En el avivamiento del siglo XIX, al que debemos tantas cosas, no siempre buenas, se hablaba de “pasión por las almas”. Posiblemente esto no cuajaría en nuestro contexto eclesial actual, en el que tratamos de evitar este lenguaje alienante que habla de las almas, pero la pasión no debería faltar en nuestro servicio al mundo, recordando que cuando hablamos de “mundo” nos referimos al conjunto de hombres y mujeres de carne y hueso con los que compartimos la vida y a los que nos debemos para aportarles el mensaje liberador del evangelio, que va dirigido a la persona humana en su totalidad en su proyección presente y futura, material y espiritual, si así queremos decirlo.
Nuestro futuro ¿Cuál va a ser? No somos agoreros para adivinar qué nos espera en estos tiempos de cambios. Pero, venga lo que venga, lo que nos importa es recordar que no existimos para crecer sino para servir. El crecimiento lo dará Dios. No podemos vivir mirando hacia dentro, nuestros problemas, nuestras carencias, nuestros números. Esto está ahí y lo habremos de solucionar, pero lo que nos ha de preocupar realmente es si realizamos la obra de Dios, si nos preocupamos verdaderamente por la salvación del mundo que nos rodea. Pablo nos dirá que su celo por la conversión de sus conciudadanos es tal que incluso estaría dispuesto a ser separado de Cristo por amor a ellos (Ro 9,3). ¿Es así como lo vemos nosotros? ¿Es esta nuestra pasión? ¿Qué porcentaje de nuestro esfuerzo va dirigido hacia adentro y qué hacemos para los demás? ¿Cómo los ayudamos? ¿Cómo les hacemos llegar el evangelio de Cristo?

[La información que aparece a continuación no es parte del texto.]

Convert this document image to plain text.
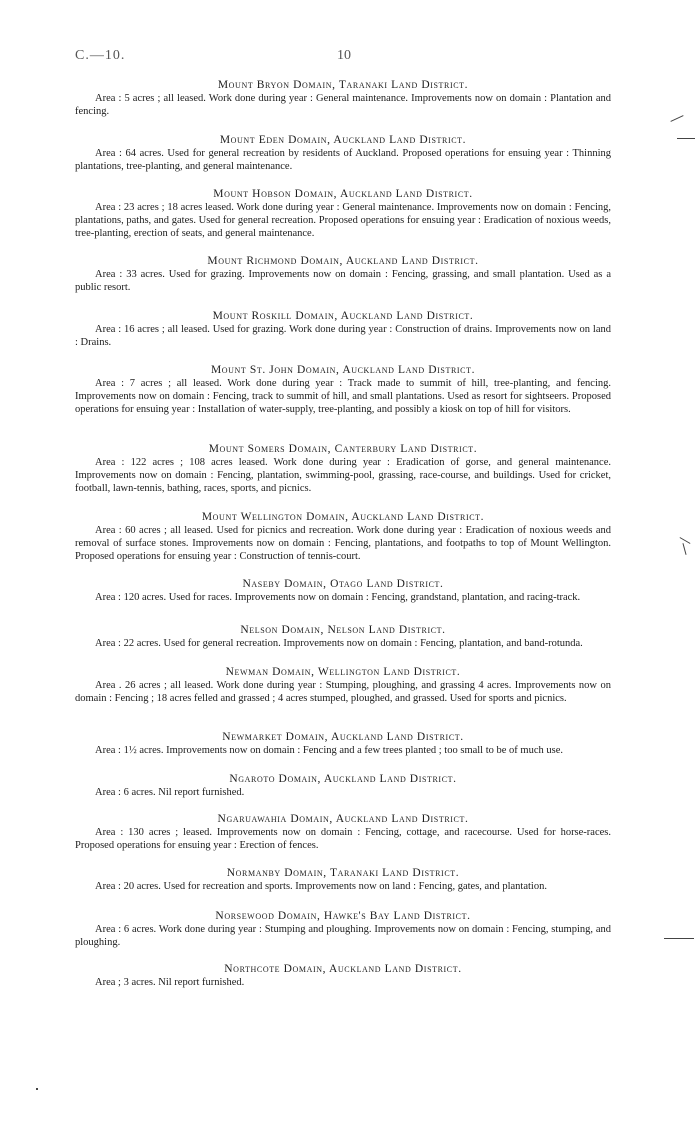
C.—10.	10
Mount Bryon Domain, Taranaki Land District.

Area : 5 acres ; all leased. Work done during year : General maintenance. Improvements now on domain : Plantation and fencing.

Mount Eden Domain, Auckland Land District.

Area : 64 acres. Used for general recreation by residents of Auckland. Proposed operations for ensuing year : Thinning plantations, tree-planting, and general maintenance.

Mount Hobson Domain, Auckland Land District.

Area : 23 acres ; 18 acres leased. Work done during year : General maintenance. Improvements now on domain : Fencing, plantations, paths, and gates. Used for general recreation. Proposed operations for ensuing year : Eradication of noxious weeds, tree-planting, erection of seats, and general maintenance.

Mount Richmond Domain, Auckland Land District.

Area : 33 acres. Used for grazing. Improvements now on domain : Fencing, grassing, and small plantation. Used as a public resort.

Mount Roskill Domain, Auckland Land District.

Area : 16 acres ; all leased. Used for grazing. Work done during year : Construction of drains. Improvements now on land : Drains.

Mount St. John Domain, Auckland Land District.

Area : 7 acres ; all leased. Work done during year : Track made to summit of hill, tree-planting, and fencing. Improvements now on domain : Fencing, track to summit of hill, and small plantations. Used as resort for sightseers. Proposed operations for ensuing year : Installation of water-supply, tree-planting, and possibly a kiosk on top of hill for visitors.

Mount Somers Domain, Canterbury Land District.

Area : 122 acres ; 108 acres leased. Work done during year : Eradication of gorse, and general maintenance. Improvements now on domain : Fencing, plantation, swimming-pool, grassing, race-course, and buildings. Used for cricket, football, lawn-tennis, bathing, races, sports, and picnics.

Mount Wellington Domain, Auckland Land District.

Area : 60 acres ; all leased. Used for picnics and recreation. Work done during year : Eradication of noxious weeds and removal of surface stones. Improvements now on domain : Fencing, plantations, and footpaths to top of Mount Wellington. Proposed operations for ensuing year : Construction of tennis-court.

Naseby Domain, Otago Land District.

Area : 120 acres. Used for races. Improvements now on domain : Fencing, grandstand, plantation, and racing-track.

Nelson Domain, Nelson Land District.

Area : 22 acres. Used for general recreation. Improvements now on domain : Fencing, plantation, and band-rotunda.

Newman Domain, Wellington Land District.

Area . 26 acres ; all leased. Work done during year : Stumping, ploughing, and grassing 4 acres. Improvements now on domain : Fencing ; 18 acres felled and grassed ; 4 acres stumped, ploughed, and grassed. Used for sports and picnics.

Newmarket Domain, Auckland Land District.

Area : 1½ acres. Improvements now on domain : Fencing and a few trees planted ; too small to be of much use.

Ngaroto Domain, Auckland Land District.

Area : 6 acres. Nil report furnished.

Ngaruawahia Domain, Auckland Land District.

Area : 130 acres ; leased. Improvements now on domain : Fencing, cottage, and racecourse. Used for horse-races. Proposed operations for ensuing year : Erection of fences.

Normanby Domain, Taranaki Land District.

Area : 20 acres. Used for recreation and sports. Improvements now on land : Fencing, gates, and plantation.

Norsewood Domain, Hawke's Bay Land District.

Area : 6 acres. Work done during year : Stumping and ploughing. Improvements now on domain : Fencing, stumping, and ploughing.

Northcote Domain, Auckland Land District.

Area ; 3 acres. Nil report furnished.
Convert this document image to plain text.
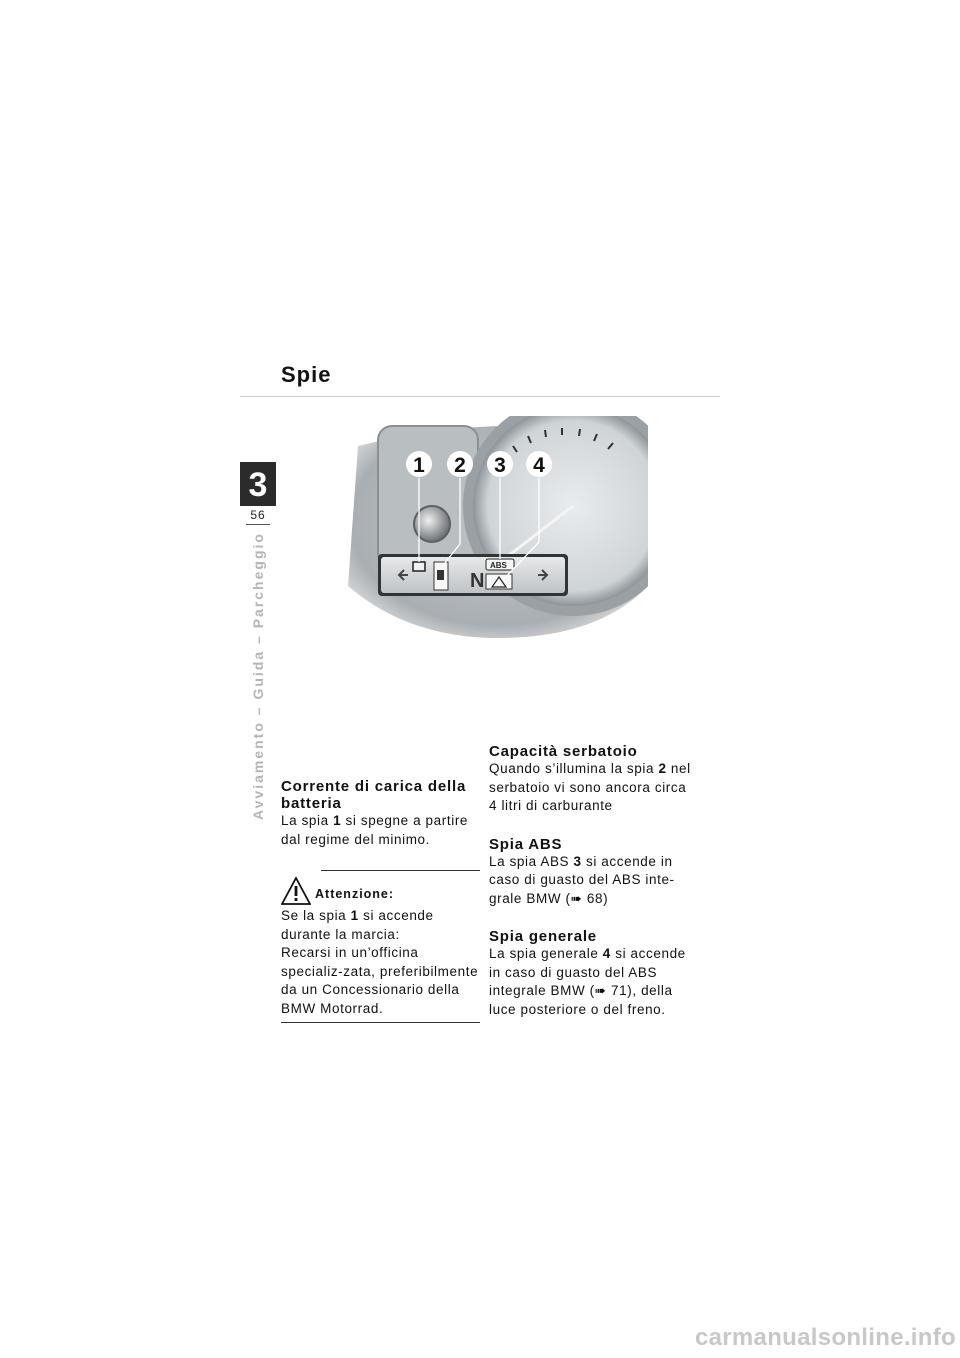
Spie
3
56
Avviamento – Guida – Parcheggio	N
ABS
1 2 3 4
Corrente di carica della batteria

La spia 1 si spegne a partire dal regime del minimo.

Attenzione:

Se la spia 1 si accende durante la marcia:

Recarsi in un’officina specializ-zata, preferibilmente da un Concessionario della BMW Motorrad.

Capacità serbatoio

Quando s’illumina la spia 2 nel serbatoio vi sono ancora circa 4 litri di carburante

Spia ABS

La spia ABS 3 si accende in caso di guasto del ABS inte-grale BMW (➠ 68)

Spia generale

La spia generale 4 si accende in caso di guasto del ABS integrale BMW (➠ 71), della luce posteriore o del freno.

carmanualsonline.info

Nuestra misión es anunciar las buenas nuevas del evangelio “a toda criatura”, pero no para hacer prosélitos, sino por amor a los hombres y mujeres que viven a nuestro alrededor sin fe y sin esperanza, a veces en situaciones humanas de extrema miseria. Por tanto, nuestra preocupación no ha de ser “ad intra”, para hacer iglesia, sino “ad extra”, es decir, orientada al servicio de Dios y de la humanidad. Y en esto posiblemente reside nuestra debilidad: la proyección exterior de muchas de nuestras comunidades es tan escasa que, prácticamente apenas existe. Preocupadas por la lucha por la supervivencia olvidan que la razón de su existencia no es la de perpetuarse, sino la de ser fieles a su ministerio. Una iglesia existe para servir, por lo que “una iglesia que no sirve no sirva para nada”. Lo que nos ha de preocupar no es si somos pocos o muchos en nuestras iglesias, sino si los que estamos en ellas cumplimos la misión que Cristo nos ha encomendado.